Sometimes you can’t capture the atmosphere of school from straight on. This is a complex environment that so shapes us. You have to come to it from a different angle, whistling nonchalantly. This is what Chris Lilley does in the new Australian mockumentary Summer Heights High (BBC, Tuesdays, 10:30pm). He just creates three characters that make you laugh. Yet somehow it sneaks up on you that this show really, really captures the nuances of high school. The cliques, the teachers who care and who don’t, the people who can cope and the people who can’t. And all of these dramas are very real. This is not about getting girls, sexy parties and parents having affairs. Summer Heights High gets its comedy from the most understated and yet real dramas of high school.
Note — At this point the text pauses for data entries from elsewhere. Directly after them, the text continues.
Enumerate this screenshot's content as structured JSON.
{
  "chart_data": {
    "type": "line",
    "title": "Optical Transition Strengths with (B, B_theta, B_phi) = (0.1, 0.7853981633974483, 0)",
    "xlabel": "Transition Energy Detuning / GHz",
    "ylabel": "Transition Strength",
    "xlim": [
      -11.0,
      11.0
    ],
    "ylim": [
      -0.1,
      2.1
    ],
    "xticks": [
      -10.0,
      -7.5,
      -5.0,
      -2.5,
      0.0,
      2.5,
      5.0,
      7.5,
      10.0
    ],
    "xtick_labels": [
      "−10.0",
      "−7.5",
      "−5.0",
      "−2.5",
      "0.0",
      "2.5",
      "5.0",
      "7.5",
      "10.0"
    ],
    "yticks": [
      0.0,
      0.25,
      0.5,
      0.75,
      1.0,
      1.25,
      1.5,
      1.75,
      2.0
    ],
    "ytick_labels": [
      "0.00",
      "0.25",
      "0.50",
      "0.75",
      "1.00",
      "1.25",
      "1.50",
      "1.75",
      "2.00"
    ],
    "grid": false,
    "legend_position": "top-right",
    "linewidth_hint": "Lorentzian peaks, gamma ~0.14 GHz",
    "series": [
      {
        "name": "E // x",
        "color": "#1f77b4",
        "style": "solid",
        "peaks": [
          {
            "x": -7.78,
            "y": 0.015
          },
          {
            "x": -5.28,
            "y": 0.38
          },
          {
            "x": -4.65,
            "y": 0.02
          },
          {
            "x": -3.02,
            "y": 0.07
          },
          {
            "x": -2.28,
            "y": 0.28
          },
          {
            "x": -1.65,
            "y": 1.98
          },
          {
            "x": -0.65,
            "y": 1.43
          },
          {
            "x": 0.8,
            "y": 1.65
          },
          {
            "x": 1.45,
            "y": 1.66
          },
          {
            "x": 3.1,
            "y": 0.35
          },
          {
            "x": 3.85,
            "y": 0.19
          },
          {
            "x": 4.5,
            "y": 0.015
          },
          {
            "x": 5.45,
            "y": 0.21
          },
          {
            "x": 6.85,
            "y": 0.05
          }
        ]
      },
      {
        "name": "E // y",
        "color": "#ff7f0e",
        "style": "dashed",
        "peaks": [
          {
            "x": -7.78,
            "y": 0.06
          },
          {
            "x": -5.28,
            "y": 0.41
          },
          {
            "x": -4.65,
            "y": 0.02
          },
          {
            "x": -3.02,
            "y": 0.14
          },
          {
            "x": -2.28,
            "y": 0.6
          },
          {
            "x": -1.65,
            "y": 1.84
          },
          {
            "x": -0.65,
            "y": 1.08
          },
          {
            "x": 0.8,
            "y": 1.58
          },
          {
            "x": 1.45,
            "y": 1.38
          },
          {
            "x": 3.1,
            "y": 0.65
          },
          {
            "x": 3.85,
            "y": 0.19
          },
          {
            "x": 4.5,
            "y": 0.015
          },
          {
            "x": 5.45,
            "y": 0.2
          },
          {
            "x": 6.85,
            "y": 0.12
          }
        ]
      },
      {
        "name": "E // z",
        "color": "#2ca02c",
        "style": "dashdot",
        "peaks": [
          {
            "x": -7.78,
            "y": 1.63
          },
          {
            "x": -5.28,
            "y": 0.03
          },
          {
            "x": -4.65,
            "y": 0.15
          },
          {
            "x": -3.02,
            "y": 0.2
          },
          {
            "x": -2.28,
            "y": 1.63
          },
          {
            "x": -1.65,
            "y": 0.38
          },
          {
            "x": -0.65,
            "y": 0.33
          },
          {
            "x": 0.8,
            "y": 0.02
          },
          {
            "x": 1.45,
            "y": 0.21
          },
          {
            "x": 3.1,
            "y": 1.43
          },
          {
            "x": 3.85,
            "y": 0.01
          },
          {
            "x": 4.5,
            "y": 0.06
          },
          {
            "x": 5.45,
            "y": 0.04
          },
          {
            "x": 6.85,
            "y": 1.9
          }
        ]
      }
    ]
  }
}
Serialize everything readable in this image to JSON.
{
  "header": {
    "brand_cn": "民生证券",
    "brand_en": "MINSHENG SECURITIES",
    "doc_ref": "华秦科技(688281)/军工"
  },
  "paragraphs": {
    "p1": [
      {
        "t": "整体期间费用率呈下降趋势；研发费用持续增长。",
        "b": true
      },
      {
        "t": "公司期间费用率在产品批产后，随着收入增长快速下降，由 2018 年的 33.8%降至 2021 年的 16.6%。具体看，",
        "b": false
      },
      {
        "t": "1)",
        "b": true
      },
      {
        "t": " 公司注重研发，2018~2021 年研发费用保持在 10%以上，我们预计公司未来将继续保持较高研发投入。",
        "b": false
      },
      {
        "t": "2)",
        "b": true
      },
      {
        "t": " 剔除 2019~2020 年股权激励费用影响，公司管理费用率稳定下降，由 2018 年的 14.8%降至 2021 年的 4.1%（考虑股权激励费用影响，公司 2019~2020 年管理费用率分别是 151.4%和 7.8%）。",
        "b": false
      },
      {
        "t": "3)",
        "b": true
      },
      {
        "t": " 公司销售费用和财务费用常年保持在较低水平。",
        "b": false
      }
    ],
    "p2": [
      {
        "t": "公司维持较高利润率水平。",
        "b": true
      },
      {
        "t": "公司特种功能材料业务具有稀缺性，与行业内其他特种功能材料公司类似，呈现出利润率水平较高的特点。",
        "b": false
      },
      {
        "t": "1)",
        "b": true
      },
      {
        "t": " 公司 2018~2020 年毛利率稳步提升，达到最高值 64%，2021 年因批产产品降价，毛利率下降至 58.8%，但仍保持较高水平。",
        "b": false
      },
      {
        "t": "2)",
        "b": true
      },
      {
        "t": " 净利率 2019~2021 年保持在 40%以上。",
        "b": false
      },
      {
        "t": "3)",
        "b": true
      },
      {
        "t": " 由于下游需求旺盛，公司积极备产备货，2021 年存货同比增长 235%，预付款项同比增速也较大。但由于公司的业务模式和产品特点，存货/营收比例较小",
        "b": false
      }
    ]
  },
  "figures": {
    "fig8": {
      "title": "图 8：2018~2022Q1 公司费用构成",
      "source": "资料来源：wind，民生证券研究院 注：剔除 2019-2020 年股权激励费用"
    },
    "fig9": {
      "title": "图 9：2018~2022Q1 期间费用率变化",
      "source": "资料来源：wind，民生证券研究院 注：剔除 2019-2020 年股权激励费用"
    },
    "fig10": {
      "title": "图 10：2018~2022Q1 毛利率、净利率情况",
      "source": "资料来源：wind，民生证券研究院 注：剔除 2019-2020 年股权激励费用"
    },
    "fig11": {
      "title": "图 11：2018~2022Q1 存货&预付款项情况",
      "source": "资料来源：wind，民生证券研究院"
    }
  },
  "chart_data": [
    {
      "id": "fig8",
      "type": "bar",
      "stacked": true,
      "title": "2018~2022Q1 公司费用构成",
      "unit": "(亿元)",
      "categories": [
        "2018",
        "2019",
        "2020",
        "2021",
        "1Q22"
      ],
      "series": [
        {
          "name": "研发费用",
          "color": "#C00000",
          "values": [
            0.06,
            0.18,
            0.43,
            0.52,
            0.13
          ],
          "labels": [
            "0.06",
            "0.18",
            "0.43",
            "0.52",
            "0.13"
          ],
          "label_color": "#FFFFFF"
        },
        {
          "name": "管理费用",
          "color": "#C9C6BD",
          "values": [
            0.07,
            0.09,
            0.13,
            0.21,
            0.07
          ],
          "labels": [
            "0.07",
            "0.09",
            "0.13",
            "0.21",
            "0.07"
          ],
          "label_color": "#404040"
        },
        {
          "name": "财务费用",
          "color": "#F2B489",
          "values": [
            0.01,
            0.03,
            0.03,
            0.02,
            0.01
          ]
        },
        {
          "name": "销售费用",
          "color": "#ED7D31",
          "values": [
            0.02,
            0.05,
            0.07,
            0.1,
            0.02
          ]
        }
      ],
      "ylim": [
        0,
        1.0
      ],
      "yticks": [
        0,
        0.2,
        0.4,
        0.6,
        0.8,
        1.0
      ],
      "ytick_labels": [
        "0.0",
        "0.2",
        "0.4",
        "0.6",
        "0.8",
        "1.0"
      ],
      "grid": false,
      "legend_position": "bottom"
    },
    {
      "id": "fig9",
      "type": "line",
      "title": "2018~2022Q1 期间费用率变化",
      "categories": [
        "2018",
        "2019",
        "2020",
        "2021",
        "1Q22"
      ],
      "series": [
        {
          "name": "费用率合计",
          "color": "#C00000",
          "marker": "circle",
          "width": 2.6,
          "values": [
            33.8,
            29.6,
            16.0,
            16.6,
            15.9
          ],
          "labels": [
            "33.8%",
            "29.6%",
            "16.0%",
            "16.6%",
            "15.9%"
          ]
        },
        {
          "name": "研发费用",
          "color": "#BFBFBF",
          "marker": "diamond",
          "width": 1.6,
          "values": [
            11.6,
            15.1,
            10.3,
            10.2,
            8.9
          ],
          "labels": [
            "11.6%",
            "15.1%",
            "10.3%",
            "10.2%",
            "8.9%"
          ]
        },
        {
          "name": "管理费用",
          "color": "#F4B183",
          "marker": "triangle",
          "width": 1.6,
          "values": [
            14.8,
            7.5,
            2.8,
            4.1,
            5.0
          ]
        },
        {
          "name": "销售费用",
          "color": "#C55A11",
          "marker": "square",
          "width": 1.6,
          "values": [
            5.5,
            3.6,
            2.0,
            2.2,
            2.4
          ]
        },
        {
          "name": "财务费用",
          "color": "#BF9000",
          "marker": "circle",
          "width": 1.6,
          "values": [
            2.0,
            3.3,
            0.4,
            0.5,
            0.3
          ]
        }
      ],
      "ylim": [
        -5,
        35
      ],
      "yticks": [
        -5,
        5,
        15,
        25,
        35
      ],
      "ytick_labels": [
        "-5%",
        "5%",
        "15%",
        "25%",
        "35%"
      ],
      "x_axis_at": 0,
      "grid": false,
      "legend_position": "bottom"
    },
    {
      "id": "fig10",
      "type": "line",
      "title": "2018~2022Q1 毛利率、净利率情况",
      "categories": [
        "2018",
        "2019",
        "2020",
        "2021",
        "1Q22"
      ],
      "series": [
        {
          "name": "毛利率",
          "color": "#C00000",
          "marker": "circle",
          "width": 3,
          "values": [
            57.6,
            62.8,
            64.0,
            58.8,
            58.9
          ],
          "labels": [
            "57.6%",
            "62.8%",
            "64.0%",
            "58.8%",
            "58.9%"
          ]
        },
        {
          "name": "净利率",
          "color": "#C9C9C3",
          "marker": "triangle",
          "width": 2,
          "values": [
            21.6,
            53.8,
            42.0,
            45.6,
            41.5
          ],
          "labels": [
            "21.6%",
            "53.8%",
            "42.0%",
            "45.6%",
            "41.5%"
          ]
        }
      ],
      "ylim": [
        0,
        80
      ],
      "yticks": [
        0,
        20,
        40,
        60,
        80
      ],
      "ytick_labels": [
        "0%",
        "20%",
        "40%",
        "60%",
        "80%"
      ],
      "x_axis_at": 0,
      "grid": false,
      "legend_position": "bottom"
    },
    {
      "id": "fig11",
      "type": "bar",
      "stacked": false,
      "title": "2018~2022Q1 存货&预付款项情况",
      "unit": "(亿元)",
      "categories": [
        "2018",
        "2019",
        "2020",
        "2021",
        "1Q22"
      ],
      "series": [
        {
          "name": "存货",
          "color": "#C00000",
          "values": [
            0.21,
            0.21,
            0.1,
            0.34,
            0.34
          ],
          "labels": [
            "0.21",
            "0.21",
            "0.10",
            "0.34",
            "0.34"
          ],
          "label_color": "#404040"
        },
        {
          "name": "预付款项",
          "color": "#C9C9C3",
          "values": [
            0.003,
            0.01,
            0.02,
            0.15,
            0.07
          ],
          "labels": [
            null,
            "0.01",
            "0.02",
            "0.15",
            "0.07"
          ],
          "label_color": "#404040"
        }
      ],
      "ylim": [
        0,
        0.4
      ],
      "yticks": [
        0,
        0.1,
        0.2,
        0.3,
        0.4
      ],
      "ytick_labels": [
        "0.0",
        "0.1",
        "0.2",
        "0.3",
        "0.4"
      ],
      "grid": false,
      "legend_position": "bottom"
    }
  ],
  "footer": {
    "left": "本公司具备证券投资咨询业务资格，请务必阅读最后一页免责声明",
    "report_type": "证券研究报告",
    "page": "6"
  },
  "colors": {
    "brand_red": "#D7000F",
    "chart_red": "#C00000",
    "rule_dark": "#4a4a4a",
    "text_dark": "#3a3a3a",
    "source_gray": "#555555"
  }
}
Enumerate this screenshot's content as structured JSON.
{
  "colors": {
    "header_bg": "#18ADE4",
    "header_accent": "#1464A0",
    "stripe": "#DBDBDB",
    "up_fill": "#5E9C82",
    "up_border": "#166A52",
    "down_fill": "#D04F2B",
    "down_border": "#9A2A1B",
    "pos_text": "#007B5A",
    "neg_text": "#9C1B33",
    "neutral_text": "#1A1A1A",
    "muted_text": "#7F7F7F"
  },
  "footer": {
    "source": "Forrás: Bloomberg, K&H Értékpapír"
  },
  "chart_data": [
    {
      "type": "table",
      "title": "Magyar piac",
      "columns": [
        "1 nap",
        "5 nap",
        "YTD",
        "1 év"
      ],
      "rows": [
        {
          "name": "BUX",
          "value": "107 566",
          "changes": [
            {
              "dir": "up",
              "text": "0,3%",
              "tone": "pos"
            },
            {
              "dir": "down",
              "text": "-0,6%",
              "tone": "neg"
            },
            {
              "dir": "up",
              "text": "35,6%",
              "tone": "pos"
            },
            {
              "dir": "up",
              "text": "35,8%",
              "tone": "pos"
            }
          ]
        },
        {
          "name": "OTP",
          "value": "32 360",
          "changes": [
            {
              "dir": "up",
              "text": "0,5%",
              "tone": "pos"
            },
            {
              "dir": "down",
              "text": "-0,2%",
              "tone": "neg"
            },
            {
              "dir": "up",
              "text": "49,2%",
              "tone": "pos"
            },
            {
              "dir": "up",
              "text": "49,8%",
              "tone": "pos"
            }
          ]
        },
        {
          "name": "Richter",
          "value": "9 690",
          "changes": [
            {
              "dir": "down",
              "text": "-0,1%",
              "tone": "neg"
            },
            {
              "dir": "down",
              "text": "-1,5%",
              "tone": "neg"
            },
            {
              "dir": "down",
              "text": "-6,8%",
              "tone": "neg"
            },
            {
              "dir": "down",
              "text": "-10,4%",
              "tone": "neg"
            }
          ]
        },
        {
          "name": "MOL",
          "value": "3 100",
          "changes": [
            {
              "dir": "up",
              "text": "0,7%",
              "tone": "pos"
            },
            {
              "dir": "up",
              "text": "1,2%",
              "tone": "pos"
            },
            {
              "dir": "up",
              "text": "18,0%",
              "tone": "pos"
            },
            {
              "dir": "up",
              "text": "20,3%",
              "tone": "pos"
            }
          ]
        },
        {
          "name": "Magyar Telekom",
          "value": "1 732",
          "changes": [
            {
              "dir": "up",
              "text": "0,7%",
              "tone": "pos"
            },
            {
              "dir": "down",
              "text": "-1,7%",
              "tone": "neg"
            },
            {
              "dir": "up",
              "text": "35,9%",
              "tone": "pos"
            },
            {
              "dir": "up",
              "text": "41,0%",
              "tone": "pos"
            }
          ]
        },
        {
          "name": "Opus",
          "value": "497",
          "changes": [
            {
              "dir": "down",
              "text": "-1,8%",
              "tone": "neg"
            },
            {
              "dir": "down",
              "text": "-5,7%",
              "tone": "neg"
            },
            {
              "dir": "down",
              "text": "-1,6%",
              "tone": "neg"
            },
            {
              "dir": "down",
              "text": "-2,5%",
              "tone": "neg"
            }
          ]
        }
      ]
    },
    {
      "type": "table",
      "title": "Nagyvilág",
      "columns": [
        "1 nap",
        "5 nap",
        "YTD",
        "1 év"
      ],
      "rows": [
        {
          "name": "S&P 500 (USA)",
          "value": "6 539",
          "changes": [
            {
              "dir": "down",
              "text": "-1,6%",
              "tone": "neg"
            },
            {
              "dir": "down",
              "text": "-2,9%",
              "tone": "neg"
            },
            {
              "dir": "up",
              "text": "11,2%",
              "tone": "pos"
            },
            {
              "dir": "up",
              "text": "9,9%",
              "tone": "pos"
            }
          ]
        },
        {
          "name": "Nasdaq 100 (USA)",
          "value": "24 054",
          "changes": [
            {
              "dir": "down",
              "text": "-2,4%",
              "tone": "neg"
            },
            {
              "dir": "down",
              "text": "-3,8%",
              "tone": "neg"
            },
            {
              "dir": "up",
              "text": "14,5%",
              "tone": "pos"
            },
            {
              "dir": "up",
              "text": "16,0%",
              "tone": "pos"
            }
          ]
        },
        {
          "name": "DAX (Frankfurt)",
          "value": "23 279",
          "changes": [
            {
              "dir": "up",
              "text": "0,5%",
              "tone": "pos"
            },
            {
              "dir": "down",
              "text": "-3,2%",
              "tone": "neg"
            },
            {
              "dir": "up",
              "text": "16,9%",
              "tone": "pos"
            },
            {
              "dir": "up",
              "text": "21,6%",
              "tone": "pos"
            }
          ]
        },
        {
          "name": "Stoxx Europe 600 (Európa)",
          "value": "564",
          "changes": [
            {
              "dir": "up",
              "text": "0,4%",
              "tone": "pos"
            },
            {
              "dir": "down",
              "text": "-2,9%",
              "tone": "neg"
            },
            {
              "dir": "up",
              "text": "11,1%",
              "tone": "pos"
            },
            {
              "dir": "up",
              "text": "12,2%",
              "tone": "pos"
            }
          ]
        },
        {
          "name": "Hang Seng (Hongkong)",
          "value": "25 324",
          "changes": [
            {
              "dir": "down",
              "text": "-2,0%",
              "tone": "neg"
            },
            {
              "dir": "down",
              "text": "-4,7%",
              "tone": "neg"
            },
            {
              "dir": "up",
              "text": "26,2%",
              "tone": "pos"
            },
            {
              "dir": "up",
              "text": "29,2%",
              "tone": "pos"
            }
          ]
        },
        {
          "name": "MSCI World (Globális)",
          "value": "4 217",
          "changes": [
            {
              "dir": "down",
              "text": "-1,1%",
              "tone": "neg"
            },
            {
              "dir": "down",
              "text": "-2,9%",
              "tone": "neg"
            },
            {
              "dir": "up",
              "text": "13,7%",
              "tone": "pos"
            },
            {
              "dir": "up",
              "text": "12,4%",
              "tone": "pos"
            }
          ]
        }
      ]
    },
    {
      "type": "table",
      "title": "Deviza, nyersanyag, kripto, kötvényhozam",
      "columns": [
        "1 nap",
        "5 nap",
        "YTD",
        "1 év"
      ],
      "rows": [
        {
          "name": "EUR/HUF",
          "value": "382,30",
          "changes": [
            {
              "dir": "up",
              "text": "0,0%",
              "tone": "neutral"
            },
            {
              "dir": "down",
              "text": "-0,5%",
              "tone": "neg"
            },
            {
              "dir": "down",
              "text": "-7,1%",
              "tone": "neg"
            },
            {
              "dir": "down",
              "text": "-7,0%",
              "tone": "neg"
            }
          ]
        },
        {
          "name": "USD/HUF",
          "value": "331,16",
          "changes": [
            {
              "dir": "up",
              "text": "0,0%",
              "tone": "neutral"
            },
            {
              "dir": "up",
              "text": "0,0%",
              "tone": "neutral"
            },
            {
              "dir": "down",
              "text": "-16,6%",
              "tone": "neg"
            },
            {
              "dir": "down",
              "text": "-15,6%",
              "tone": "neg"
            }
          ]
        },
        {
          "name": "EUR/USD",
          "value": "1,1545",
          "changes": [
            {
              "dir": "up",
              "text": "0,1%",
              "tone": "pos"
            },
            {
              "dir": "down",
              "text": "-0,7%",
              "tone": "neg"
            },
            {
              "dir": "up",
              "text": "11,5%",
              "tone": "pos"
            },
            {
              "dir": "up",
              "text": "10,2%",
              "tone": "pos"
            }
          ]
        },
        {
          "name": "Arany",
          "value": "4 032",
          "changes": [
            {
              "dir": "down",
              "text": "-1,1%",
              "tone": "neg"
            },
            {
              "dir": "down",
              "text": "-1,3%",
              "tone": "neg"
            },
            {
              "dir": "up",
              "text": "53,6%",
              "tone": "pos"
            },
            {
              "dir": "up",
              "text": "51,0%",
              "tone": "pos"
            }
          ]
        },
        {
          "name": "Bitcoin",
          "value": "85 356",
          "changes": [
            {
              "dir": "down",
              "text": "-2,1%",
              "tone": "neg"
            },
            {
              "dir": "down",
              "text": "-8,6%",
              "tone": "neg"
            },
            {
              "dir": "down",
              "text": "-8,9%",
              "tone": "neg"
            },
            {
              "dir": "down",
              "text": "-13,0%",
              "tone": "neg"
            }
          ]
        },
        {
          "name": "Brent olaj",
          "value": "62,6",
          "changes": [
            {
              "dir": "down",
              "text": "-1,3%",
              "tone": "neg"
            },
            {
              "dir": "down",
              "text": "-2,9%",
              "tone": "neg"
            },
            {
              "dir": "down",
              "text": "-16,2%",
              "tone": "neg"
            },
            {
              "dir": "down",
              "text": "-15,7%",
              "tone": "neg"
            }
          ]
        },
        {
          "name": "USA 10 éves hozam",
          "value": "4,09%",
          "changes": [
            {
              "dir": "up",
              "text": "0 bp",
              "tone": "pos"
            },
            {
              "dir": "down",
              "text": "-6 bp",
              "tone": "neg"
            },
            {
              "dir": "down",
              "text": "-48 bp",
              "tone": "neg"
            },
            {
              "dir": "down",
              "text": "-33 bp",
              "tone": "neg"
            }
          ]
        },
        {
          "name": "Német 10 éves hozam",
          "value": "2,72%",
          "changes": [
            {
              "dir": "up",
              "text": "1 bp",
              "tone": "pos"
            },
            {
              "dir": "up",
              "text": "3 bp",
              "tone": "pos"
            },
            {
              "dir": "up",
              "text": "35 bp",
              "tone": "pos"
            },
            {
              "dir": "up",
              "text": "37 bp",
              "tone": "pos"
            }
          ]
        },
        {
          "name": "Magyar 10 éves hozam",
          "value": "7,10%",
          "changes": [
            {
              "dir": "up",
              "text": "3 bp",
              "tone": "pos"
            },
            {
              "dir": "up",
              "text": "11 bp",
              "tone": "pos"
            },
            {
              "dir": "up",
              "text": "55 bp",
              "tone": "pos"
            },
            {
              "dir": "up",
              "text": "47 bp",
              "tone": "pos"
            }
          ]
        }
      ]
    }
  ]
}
Comic Chris Lilley plays all three roles, Ja’mie- a hideous private school girl on exchange at the ‘povo’ public school. She marches around, ruthlessly crashing in on the popular hierarchy with a boob thrusting superiority complex. On the other end of the spectrum is Jonah Takalua, an Islander boy with attitude and a learning disability. Jonah’s deteriorating school life is a reflection on so many kids going through the education system. Maybe best of all, certainly most controversial, is drama teacher Mr G. Beneath delusions of grandeur “an industry profession for high school teacher rates?, and musical spectaculars such as Tsunarama, a musical ode to the Tsunami tragedy set to the music of Banarama, is a man whose dreams have not been achieved. Lilley lances that fundamental flaw of humanity in which self obsession overrides responsibility.

For all its humour, beneath its comic exterior this is a show that is at times fiercely critical of this politically correct, careful and yet ultimately careless environment, that can never really look after every kid. Desperation, pretention, and the hopelessly disruptive are fundamental cogs in high school and Lilley captures this beautifully.

A savagely funny comedy, that revels in the immense microcosm that is high school. It is
unrepentant, unsentimental and yet ultimately quite heart breaking. A show that proves that, for all that it is about high school, Australian comedy is growing up.

J balcazar says:

This was hysterical. Really funny and yet gritty at odd moments. Cringe humor at its best!!

Mindwalker says:

I loved every minute of summer heights high and i think your review hits it right on the head….

Can’t wait to see more of our grown up Ozzy Comedy, keep the recommendations coming.